L’entreprise de Kentridge est également marquée par l’époque où «le cinéma d’animation» disparaît comme entité fermée. On peut imaginer qu’il a trouvé « l’animation» comme un objet désuet, perdu au détour d’une fin de siècle, et qu’il en a fait l’outil idéal pour ses propres fins, pour son projet de travail sur les disjonctions entre des composantes contradictoires de la vie quotidienne, avec lesquelles nous devons nous accommoder. Il se sert des pièces détachées du cinéma d’animation pour fabriquer, par bricolage impur et probablement sans pérennité, un nouvel appareil qui a la malléabilité et l’ubiquité nécessaires pour se mettre en rapport avec ce monde en éclats, appareil qui actualise toujours la force du «cinéma», en tant que travail sur l’espace et le temps, médiatisé par la technique. Et cela est à mettre en ligne avec son intérêt pour d’autres désuétudes nostalgiques (les jeux pré-cinéma, les ombres, les marionnettes, le cinéma de Mélies, les images noir et blanc rappelant les débuts du 20ième siècle, etc.). Il n’y a probablement pas d’autres destins pour le cinéma d’animation que de devoir, de façon sans cesse renouvelée, en reconstruire ainsi les données dans le présent de l’histoire. Sa fulgurance en dépend.

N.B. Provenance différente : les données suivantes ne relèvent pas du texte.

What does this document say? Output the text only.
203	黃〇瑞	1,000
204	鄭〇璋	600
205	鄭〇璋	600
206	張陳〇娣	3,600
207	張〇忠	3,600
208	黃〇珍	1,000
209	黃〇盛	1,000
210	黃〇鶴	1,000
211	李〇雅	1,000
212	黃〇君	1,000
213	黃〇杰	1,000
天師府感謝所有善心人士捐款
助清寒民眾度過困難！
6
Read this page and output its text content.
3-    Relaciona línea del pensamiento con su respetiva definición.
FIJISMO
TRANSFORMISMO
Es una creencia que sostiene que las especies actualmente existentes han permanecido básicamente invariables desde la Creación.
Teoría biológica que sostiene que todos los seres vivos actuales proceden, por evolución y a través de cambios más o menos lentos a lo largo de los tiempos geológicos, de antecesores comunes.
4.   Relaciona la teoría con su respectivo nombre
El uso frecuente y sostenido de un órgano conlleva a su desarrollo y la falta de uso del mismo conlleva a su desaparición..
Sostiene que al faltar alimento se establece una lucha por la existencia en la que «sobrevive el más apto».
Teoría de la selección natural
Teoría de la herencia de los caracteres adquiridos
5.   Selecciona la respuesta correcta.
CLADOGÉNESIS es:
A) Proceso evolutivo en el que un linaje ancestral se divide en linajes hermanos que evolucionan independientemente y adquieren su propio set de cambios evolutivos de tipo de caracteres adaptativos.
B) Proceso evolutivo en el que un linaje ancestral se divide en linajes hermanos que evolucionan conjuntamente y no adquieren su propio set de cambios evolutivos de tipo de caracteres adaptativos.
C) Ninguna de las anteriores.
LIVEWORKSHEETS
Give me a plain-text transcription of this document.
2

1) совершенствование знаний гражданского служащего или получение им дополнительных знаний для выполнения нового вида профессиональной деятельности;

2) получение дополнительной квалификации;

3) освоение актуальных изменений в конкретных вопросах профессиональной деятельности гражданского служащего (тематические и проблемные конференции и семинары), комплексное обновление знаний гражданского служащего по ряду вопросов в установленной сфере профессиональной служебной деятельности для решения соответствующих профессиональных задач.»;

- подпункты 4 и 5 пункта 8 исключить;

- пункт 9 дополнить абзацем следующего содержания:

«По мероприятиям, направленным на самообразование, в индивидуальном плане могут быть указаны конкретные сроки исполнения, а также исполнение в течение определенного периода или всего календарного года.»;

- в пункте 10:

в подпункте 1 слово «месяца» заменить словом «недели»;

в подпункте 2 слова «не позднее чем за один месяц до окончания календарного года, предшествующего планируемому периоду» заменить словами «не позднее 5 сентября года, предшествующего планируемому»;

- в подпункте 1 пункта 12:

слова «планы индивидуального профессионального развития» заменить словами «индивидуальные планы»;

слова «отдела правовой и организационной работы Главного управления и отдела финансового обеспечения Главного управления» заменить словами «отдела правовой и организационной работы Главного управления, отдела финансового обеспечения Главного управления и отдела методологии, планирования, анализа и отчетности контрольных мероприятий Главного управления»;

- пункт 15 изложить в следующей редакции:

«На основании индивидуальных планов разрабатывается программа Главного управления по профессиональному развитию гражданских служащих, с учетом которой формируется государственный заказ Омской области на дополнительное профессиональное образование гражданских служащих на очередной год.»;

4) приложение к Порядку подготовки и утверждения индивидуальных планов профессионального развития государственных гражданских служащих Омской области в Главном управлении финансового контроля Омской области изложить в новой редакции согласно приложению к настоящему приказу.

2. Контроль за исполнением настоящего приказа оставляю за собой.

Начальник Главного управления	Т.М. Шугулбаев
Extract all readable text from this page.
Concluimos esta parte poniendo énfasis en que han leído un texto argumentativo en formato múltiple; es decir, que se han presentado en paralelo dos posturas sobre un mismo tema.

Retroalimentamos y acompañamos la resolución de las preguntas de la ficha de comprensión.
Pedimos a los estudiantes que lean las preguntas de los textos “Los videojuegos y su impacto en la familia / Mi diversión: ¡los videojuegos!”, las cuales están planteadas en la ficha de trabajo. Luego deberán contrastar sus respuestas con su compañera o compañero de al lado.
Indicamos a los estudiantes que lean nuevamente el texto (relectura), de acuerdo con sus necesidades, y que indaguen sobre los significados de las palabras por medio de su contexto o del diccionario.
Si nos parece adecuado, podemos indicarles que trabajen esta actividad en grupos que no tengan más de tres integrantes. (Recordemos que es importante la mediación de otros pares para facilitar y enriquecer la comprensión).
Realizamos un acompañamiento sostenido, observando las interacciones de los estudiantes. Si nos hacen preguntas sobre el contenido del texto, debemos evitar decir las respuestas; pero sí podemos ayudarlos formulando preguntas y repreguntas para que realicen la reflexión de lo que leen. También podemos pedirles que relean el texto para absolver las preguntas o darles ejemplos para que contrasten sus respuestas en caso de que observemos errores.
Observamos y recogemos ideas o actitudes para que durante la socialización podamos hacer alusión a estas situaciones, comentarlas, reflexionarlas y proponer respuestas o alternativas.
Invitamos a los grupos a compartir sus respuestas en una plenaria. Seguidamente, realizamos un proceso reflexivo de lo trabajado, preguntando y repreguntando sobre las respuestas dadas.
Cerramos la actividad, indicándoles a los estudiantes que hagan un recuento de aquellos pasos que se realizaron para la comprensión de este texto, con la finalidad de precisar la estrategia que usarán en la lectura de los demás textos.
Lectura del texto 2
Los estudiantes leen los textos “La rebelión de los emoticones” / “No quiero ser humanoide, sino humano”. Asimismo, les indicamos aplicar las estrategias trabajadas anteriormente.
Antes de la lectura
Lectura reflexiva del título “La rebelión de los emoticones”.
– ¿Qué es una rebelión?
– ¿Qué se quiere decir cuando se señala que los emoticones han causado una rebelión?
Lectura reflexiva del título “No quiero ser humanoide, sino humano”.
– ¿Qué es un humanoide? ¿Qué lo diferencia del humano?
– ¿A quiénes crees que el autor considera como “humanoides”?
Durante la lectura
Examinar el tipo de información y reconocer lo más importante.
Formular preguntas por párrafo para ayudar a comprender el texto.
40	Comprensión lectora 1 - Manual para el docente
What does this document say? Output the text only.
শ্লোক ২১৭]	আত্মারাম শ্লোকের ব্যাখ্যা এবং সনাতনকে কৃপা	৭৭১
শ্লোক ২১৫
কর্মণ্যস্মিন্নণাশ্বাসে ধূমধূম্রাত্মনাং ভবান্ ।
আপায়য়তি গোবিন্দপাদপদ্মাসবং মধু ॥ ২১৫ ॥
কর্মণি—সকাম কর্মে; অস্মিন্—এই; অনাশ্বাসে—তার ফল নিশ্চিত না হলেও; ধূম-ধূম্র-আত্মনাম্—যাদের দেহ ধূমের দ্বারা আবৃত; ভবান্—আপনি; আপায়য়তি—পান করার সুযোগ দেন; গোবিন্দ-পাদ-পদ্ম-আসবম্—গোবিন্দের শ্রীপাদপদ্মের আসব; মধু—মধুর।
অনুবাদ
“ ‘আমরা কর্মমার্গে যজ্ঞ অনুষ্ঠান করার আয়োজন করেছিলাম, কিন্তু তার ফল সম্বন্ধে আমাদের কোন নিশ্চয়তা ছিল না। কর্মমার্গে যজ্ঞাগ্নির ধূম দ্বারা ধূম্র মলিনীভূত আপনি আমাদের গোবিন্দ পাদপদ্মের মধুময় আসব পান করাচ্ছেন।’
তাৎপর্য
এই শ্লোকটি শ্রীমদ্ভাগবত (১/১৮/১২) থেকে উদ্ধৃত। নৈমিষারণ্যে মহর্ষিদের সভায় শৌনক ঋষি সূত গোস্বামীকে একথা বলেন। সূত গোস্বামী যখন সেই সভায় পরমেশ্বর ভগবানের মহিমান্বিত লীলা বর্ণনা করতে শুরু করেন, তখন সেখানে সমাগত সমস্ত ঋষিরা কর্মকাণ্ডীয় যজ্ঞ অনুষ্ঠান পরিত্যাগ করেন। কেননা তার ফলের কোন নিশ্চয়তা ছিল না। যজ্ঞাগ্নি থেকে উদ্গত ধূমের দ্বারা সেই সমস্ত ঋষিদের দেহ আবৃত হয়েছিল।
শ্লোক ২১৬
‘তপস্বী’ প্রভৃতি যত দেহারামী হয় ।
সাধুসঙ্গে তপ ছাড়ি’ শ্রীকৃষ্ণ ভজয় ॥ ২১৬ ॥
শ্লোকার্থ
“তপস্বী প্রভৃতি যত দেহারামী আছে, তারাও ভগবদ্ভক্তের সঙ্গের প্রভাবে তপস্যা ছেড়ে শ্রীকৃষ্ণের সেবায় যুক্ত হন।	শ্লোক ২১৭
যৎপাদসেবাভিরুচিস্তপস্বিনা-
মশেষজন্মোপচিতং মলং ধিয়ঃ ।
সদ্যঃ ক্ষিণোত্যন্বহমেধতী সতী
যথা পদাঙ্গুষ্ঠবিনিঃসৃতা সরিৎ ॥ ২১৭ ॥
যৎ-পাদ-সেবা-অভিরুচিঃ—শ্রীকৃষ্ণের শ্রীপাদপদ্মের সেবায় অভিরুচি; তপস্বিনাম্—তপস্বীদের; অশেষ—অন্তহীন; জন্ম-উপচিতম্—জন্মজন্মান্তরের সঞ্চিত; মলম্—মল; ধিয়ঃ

Il faudrait ici longuement citer un texte essentiel, In praise of shadows (En l’honneur des ombres), que Kentridge a écrit en marge du projet théâtral Zeno at 4 a.m., dans lequel il opère un surprenant renversement du mythe de la caverne de Platon. «Est ce que ça peut marcher à l’envers – une personne aveuglée et débordée par la lumière du soleil, incapable de la regarder, familière avec le monde de tous les jours et la surface des choses, décidant de descendre dans le monde des ombres, pas seulement par besoin de soulagement, mais aussi par besoin d’élucidation ?» (ibidem p. 156). Ici par «ombres» on doit comprendre non seulement le théâtre d’ombres, mais aussi les marionnettes et, certainement, le cinéma d’animation, toutes les formes de représentations qui par définition échappent à l’identification psychologique et excluent toute approche stanislaskienne. Je me contente d’aller directement à sa conclusion : «Voir, plutôt que la simple projection d’ombres et de lumières sur une rétine, est toujours une médiation entre cette image et d’autres connaissances préalables. Ce que font les ombres, en tant qu’objets, silhouettes ou marionnettes, c’est de rendre cette médiation consciente. Le monde des ombres nous dit des choses au sujet de la vision, qui sont invisibles sous la lumière du soleil» (ibidem p. 159). C’est bien à une telle descente dans la caverne que l’expo Kentridge conviait le visiteur.